Prostate Cancer is a leading cause of illness and death among men all over the world, it is considered the third most common cause of death from cancer in men of all ages.
CCR5 (C-C chemokine receptor type 5) and its ligands are of a major interest in prostatic cancer since It has been recently shown that patients with CCR5Δ32 deletion mutation display a high state of resistance to the development of prostate cancer. CCR5 is a G-protein coupled receptor functioning as the receptor for CC chemokines for example CCL3, CCL4 and CCL5 known as RANTES.
Chemokines are small (~8-14kDa), structurally related chemotactic cytokines that regulate cell trafficking. Downstream signals enable the chemokines to regulate cell trafficking. As for cancer diseases chemokines are produced by cancer cells that also possess their chemokine receptors. CCR5 Ligands have been recently suggested to serve as growth/survival factors for androgen dependent cancer diseases.

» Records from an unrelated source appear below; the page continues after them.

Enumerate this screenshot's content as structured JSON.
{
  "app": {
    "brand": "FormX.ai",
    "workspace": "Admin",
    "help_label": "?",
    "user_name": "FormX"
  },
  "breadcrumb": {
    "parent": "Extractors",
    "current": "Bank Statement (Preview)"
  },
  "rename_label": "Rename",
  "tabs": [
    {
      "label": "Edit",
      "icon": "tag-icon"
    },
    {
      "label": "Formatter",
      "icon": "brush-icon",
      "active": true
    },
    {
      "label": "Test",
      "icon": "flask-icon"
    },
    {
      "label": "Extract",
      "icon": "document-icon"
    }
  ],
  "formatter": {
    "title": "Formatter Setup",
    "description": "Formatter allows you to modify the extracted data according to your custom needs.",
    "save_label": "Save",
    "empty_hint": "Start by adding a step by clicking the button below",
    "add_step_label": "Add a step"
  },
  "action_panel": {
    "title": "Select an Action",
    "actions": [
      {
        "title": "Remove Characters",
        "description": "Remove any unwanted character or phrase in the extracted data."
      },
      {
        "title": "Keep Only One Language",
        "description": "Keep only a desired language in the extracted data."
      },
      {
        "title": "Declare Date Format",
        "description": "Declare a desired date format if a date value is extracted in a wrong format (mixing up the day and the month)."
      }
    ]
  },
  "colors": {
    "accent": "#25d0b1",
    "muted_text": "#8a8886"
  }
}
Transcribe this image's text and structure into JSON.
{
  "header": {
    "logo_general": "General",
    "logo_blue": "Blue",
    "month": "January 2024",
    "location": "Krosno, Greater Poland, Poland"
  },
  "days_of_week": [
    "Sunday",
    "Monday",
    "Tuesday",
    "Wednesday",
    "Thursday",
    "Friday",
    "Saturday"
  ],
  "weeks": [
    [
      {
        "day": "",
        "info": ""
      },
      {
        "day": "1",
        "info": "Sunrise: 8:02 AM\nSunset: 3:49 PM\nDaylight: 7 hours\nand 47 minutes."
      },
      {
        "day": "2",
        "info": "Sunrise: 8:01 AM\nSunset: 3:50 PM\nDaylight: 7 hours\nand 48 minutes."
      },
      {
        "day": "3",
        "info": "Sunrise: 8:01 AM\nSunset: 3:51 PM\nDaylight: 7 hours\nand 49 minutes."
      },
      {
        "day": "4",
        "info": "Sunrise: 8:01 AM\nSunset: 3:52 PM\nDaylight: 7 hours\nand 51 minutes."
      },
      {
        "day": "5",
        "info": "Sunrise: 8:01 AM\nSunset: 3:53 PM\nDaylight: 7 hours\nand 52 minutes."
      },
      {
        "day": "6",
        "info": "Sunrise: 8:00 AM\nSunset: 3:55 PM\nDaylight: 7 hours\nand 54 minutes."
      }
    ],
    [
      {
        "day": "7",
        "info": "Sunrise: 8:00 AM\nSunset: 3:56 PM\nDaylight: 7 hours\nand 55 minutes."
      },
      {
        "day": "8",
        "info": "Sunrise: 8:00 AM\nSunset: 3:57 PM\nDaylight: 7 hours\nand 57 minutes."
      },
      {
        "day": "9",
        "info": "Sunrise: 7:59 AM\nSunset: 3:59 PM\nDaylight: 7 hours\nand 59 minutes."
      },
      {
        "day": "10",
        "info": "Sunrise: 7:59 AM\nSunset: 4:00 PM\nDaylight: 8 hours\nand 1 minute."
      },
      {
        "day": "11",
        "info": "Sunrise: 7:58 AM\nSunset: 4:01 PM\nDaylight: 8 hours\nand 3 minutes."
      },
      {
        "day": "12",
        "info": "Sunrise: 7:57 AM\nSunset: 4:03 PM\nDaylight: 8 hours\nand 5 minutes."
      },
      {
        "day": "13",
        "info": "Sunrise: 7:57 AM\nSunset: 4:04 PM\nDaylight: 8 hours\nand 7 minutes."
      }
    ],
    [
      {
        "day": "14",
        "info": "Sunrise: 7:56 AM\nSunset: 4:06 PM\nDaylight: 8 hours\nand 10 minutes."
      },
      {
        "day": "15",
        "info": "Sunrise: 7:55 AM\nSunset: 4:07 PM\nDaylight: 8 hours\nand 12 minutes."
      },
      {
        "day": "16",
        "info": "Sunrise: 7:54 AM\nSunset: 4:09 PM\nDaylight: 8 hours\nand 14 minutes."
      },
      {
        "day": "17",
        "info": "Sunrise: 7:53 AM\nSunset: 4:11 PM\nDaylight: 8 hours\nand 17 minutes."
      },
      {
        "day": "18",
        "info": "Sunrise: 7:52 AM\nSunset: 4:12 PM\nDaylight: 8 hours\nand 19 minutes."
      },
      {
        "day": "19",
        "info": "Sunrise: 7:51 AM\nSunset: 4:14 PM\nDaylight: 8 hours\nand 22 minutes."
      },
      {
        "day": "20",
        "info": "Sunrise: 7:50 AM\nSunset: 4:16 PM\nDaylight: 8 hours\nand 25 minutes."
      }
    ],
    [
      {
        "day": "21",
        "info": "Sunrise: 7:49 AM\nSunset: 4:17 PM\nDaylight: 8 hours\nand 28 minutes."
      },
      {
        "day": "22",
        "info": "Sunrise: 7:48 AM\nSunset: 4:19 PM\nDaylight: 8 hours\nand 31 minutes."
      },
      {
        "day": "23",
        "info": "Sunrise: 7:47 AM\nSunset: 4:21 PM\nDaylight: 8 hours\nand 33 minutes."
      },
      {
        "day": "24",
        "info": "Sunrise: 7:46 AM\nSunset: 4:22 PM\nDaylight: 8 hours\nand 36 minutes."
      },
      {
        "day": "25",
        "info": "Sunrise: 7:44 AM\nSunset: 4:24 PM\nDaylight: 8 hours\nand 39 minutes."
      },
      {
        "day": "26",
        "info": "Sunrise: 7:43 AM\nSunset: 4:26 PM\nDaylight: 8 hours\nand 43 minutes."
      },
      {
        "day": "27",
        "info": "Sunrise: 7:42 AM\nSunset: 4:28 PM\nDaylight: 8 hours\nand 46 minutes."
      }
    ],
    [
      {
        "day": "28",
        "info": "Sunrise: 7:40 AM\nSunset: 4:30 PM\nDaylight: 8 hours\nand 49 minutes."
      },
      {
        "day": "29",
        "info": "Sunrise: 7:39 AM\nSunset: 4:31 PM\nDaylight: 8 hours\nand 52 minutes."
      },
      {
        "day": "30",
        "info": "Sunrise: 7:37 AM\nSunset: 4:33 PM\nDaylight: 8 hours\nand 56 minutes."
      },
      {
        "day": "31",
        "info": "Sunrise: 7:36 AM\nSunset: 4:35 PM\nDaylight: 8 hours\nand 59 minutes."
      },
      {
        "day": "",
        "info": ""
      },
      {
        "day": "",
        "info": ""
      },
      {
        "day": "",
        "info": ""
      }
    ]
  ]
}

Recent studies, including one that has been previously conducted in prof. Karin's lab, show that the mechanisms by which chemokines assist tumor development and angiogenesis include autocrine mechanisms in which chemokines produced by tumor cells act on the cell's surface receptors to promote tumor cell proliferation and survival, and paracrine effects, by which chemokines produced by tumor cells attract bone marrow derived (BMDR) cells to support tumor growth and angiogenesis.
Two major types of BMDR cells were highly associated with supporting tumor growth and angiogenesis; CCR2+ tumor associated macrophages (TAMS) and Gr-1+ myeloid derived cells in particular CD11b+/Gr-1+ myeloid cells, that include cells of the granulocytic lineage and the monocytic lineage, immature dendritic cells, and a minor fraction of progenitor populations capable of differentiating into any of the other three subpopulations.
The chemokine receptor that primarily drives the recruitment of Gr-1+ myeloid derived cells to support tumor angiogenesis is still unknown.